Sophistry at the Supreme Court
The draft opinion in Dobbs v. Jackson Women’s Health Organization infamously decides that pregnant females’ 49-year-old right to obtain an abortion no longer will be constitutionally protected. Writing for the five-justice majority, Justice Samuel Alito offers two reasons for this conclusion: The Constitution does not explicitly protect the right to abortion, and the right to obtain an abortion is neither “deeply rooted in [our] history and tradition” nor “essential to our Nation’s ‘scheme of ordered liberty.’”
Contrary to Justice Alito, however, a right may be constitutionally protected even if is not explicitly stated in the Constitution, not “deeply rooted in [our] history and tradition,” and not “essential to our Nation’s ‘scheme of ordered liberty.’”As Justice Anthony Kennedy stated in County of Sacramento v. Lewis (1998), “[H]istory and tradition are the starting point but not in all cases the ending point of the substantive due process inquiry.” (Substantive due process is the doctrine that specific language in the Fourteenth Amendment — “No State shall … deprive any person of life, liberty, or property, without due process of law …” — guarantees citizens not only procedural due process but also substantive autonomy or privacy rights.)
Seventeen years later, in Obergefell v. Hodges (2015), Justice Kennedy offered a fifth criterion in addition to explicit constitutional text, history, tradition and essentiality to ordered liberty: “The fundamental liberties protected by [the Fourteenth Amendment Due Process] Clause … extend to certain personal choices central to individual dignity and autonomy, including intimate choices that define personal identity and beliefs.”
Yet a sixth criterion was offered in Griswold v. Connecticut (1964): An “unenumerated” right may be constitutionally protected as long as it can be reasonably inferred from rights that are explicitly stated in the Constitution. Writing for the majority, Justice William O. Douglas argued that the right of married couples to use contraception falls within a more general “right to privacy” and that this more general right itself derives from specific rights explicitly stated in the Constitution: the right of free association in the First Amendment, the right of domiciliary exclusion in the Third Amendment, the right to be secure “against unreasonable searches and seizures” in the Fourth Amendment, and the right against self-incrimination in the Fifth Amendment.
According to Justice Douglas, these specific rights of privacy are both more “secure” and more “meaningful” if it is assumed that the Constitution does indeed contain a general right to privacy. By analogy, our First Amendment right to freedom of speech is more robust, less vulnerable to government intervention, if we interpret it broadly rather than narrowly — that is, if we interpret it to protect not merely the right to speak but also the rights to think, read, publish and teach. If thinking, reading, publishing and teaching were not thought to be constitutionally protected — because none of these verbs is explicitly mentioned in the First Amendment — our right to freedom of speech would be much narrower and under threat of being narrowed even further.

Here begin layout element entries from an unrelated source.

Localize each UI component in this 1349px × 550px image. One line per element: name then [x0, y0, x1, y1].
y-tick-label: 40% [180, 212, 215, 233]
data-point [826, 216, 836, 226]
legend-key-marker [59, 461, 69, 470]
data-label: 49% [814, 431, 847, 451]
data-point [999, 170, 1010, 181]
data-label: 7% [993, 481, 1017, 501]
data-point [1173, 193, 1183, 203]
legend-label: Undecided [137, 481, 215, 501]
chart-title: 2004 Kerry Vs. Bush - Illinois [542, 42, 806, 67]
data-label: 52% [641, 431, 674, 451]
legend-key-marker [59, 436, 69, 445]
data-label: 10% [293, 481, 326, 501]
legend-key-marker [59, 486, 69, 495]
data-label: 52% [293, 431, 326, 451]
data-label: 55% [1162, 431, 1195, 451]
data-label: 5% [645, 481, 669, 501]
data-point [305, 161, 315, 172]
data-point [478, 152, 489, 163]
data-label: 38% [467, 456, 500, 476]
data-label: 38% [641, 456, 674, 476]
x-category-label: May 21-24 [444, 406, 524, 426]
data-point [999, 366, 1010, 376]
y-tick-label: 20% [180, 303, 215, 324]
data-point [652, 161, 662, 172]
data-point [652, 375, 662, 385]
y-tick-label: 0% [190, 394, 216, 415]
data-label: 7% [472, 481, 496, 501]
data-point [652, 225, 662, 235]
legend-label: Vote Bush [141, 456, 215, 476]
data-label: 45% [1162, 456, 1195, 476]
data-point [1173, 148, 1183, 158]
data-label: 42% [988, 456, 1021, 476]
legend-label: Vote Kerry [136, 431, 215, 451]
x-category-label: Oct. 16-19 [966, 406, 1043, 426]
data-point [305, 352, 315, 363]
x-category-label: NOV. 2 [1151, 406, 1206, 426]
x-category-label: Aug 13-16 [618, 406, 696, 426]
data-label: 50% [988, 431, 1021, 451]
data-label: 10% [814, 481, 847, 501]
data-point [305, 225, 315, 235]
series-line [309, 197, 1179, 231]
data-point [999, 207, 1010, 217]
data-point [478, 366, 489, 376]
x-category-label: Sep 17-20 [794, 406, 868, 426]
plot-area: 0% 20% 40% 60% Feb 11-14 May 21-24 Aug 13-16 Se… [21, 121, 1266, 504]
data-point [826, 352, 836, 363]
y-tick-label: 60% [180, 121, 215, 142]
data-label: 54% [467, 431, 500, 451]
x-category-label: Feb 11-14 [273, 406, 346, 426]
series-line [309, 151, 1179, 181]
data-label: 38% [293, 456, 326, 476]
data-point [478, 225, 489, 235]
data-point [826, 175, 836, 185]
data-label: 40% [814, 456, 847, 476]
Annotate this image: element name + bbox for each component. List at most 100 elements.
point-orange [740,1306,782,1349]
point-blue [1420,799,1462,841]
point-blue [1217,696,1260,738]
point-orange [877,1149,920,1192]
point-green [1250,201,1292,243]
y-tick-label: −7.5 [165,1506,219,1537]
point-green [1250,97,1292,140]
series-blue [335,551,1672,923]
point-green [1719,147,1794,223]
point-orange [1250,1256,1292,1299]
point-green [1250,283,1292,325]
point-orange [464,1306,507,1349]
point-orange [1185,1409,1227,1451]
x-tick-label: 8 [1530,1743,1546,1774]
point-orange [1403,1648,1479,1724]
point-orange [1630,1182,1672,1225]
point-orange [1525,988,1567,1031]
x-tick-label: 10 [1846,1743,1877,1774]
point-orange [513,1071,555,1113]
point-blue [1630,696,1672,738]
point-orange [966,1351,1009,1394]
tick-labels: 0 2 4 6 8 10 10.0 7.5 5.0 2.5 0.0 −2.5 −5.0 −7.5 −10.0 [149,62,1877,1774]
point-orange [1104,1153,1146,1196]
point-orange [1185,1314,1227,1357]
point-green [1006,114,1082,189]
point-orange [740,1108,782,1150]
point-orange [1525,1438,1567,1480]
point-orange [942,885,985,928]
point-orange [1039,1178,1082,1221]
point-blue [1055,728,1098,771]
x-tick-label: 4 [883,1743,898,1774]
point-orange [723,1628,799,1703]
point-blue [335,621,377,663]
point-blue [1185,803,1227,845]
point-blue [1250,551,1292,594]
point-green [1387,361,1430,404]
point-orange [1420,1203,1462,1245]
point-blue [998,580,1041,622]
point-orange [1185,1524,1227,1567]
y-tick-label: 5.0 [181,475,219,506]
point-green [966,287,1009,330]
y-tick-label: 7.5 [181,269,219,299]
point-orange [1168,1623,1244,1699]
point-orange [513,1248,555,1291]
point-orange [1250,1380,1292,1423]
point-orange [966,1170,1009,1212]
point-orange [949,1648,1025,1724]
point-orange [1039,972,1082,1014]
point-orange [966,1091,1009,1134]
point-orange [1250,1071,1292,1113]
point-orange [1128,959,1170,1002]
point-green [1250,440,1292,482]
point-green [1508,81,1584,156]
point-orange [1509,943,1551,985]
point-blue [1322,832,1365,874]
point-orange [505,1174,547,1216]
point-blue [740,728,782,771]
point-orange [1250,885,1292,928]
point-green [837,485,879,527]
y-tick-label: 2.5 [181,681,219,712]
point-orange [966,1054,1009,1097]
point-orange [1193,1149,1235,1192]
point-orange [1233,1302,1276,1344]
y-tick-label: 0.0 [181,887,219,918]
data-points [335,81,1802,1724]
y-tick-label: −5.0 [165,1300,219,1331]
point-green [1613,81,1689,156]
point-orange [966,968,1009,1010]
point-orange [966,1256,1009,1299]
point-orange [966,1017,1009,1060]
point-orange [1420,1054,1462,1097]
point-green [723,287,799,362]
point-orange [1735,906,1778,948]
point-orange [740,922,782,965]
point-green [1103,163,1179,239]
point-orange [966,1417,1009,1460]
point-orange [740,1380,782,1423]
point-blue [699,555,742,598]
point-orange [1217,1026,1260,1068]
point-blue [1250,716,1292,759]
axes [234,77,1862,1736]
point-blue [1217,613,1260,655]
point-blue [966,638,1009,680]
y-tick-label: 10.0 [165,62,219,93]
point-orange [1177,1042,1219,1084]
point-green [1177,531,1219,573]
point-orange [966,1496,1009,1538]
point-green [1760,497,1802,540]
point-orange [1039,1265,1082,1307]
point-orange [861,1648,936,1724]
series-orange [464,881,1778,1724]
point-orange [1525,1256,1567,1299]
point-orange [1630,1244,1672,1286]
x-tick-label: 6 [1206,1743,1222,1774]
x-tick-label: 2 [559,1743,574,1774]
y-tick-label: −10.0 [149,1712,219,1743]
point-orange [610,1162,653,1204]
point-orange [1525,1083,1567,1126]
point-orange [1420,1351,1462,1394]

While Justice Alito does not deny a general right to privacy, he also does not affirm it. This ominous omission leaves the right to privacy, and therefore all the specific autonomy rights that have been predicated upon it — not only the right to use contraception but also the right to interracial marriage, to gay marriage, to consensual sodomy, to non-nuclear-familial cohabitation, and to refusal of medical assistance — vulnerable to eradication in one fell swoop.
Because the Dobbs decision has not yet been formally issued, abortion remains — at least on paper — a constitutionally protected right. But once it is formally issued, expected in June, one to two dozen Republican-dominated states are likely to immediately criminalize this act. This transition from fundamental right to criminalization underscores the polarity of values that are in conflict here — protection of fetal life at one end and “individual dignity and autonomy” at the other.
It may seem to make sense at first for Justice Alito to say that such intractable values-conflicts should be worked out by the people through their elected representatives, rather than letting a small number of unelected judges work it out by themselves. But this is a strange thing to say, especially for supposedly conservative justices who purport to respect history and the judiciary. After all, we have been letting a small number of unelected judges decide heated disputes — philosophical, practical, personal, policy and (sometimes) political — for 233 years. So why change now? And why for such an emotionally explosive issue?
This kind of cowardly “punting” to other decision makers — who will be equally unable to bring about anything close to universal consensus — is only likely to cause serious hardship, suffering and chaos for millions of Americans. And none of this was necessary.